Dès que je me couche très tard, je suis moins bien le lendemain, je mets du temps à récupérer. Je ne voudrais pas ça tous les soirs. L'écriture, c'est un lundi tous les 15 jours et à 22 h 15 je suis rentrée. Les réunions de l'asso communale, je n'y vais plus guère, je n'ai plus du tout de motivation. D'ailleurs ce matin, c'est l'assemblée générale et à l'heure qu'il est je suis en robe de chambre en train d'écrire ici, je n'ai pas envie d'y aller. Les réunions photos, c'est le vendredi soir, à peu près tous les 15 jours, c'est beaucoup, je ne sais pas si je vais m'y tenir. C'est sans obligation, mais si on loupe trop, difficile de suivre. J'avoue avoir beaucoup de mal.
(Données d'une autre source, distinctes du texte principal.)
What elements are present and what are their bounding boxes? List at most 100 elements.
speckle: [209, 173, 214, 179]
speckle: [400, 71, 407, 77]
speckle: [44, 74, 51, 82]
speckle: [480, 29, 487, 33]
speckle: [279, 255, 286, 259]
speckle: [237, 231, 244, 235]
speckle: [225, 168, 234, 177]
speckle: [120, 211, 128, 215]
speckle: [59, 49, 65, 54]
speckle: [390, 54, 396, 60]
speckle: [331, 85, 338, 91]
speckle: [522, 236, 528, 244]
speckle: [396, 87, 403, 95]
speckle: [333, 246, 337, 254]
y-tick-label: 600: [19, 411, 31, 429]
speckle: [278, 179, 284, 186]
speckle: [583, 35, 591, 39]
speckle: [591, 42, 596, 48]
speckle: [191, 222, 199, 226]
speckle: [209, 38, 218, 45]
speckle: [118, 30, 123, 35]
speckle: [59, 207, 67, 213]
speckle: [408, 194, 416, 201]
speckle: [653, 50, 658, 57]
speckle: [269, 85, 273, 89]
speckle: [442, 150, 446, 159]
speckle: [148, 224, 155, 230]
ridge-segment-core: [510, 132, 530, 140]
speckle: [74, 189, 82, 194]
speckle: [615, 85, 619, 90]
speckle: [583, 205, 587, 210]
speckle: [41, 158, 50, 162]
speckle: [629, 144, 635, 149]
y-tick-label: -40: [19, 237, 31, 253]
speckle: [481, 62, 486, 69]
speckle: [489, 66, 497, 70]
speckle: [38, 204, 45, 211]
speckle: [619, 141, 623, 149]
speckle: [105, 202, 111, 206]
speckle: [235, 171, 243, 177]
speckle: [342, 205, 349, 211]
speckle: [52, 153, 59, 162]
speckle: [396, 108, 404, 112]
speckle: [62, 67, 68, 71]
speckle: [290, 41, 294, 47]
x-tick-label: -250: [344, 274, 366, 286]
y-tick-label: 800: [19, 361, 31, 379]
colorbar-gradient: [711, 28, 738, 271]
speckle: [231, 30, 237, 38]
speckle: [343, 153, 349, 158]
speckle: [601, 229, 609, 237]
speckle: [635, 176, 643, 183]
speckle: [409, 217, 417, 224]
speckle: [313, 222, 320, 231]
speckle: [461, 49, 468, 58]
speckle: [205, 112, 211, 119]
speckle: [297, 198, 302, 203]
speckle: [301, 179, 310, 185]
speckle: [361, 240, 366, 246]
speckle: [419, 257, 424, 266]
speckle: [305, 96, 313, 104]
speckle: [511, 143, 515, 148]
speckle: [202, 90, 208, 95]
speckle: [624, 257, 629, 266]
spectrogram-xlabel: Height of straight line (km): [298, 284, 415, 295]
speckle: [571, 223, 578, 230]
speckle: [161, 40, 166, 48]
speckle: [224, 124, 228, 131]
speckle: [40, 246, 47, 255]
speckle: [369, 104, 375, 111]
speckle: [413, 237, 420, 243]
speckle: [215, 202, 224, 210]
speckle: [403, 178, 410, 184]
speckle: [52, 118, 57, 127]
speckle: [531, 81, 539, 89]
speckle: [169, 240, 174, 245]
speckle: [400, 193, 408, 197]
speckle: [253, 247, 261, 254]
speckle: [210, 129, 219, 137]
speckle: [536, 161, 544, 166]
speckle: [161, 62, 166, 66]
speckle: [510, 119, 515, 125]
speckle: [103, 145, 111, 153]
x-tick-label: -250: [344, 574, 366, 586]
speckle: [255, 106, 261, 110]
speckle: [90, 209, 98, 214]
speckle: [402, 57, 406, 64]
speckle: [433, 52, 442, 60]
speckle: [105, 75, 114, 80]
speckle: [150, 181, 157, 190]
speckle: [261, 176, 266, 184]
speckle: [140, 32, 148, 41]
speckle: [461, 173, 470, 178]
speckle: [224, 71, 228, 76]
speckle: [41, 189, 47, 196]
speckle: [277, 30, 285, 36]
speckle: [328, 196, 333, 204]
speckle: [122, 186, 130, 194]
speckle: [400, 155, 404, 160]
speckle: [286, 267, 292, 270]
Samedi dernier, j'étais sortie avec ma fille, j'étais pourtant très fatiguée, mais je me suis tenue à mon engagement avec elle. C'était un spectacle de danse, c'était varié et nous y avons croisé des gens que nous connaissons. Je n'avais pas trop envie de parler, je ne me suis pas forcée.

Hier soir, il y avait une réunion intéressante à l'asso que je fréquente (anxiété), je devais y aller, je m'en réjouissais, le thème était beau et intéressant, et bien voilà je l'ai ratée. Je me suis retrouvée à signer des papiers dans un bureau, rendez vous était pris à 18 h, sauf qu'il fallait beaucoup de temps et que j'en suis sortie trop tard. J'ai du me rendre à l'évidence, je ne profiterais pas de ce bon moment.